DataSheet1_Optimizing dose-schedule regimens with bayesian adaptive designs: opportunities and challenges.PDF

Due to the small sample sizes in early-phase clinical trials, the toxicity and efficacy profiles of the dose-schedule regimens determined for subsequent trials may not be well established. The recent development of novel anti-tumor treatments and combination therapies further complicates the problem. Therefore, there is an increasing recognition of the essential place of optimizing dose-schedule regimens, and new strategies are now urgently needed. Bayesian adaptive designs provide a potentially effective way to evaluate several doses and schedules simultaneously in a single clinical trial with higher efficiency, but real-world implementation examples of such adaptive designs are still few. In this paper, we cover the critical factors associated with dose-schedule optimization and review the related innovative Bayesian adaptive designs. The assumptions, characteristics, limitations, and application scenarios of those designs are introduced. The review also summarizes some unresolved issues and future research opportunities for dose-schedule optimization.

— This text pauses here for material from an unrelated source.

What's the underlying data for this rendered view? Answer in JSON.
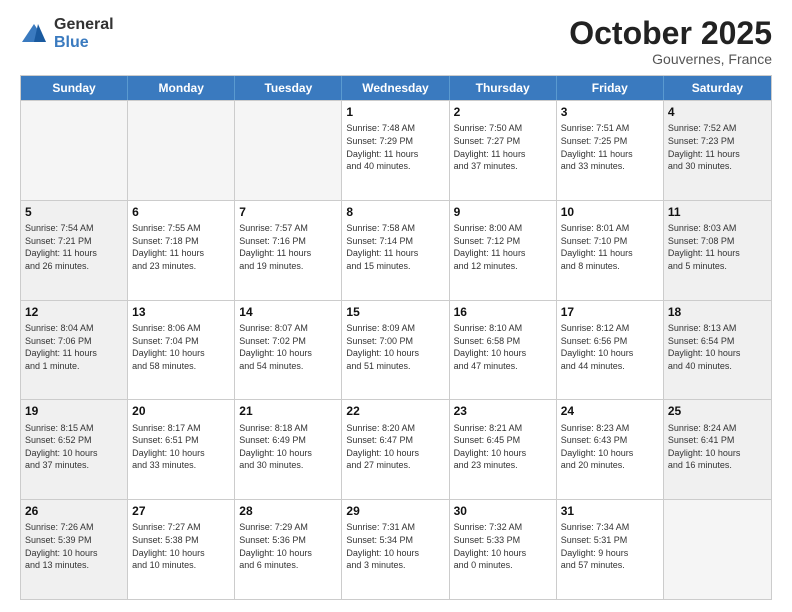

由于早期临床试验的样本量较小，后续试验所确定的剂量-给药方案（dose-schedule regimens）的毒性与疗效特征可能尚未得到充分确立。近年来新型抗肿瘤治疗手段与联合疗法的发展进一步加剧了这一问题的复杂性。因此，学界日益认识到优化剂量-给药方案的核心地位，当前亟需全新的解决方案。贝叶斯自适应设计（Bayesian adaptive designs）可为在单次临床试验中同时评估多种剂量与给药方案提供高效的潜在途径，但此类自适应设计的真实世界应用案例仍较为匮乏。本文梳理了与剂量-给药方案优化相关的关键影响因素，并综述了相关的创新性贝叶斯自适应设计，介绍了此类设计的假设前提、核心特征、局限性与应用场景，同时总结了剂量-给药方案优化领域尚未解决的诸多问题与未来研究方向。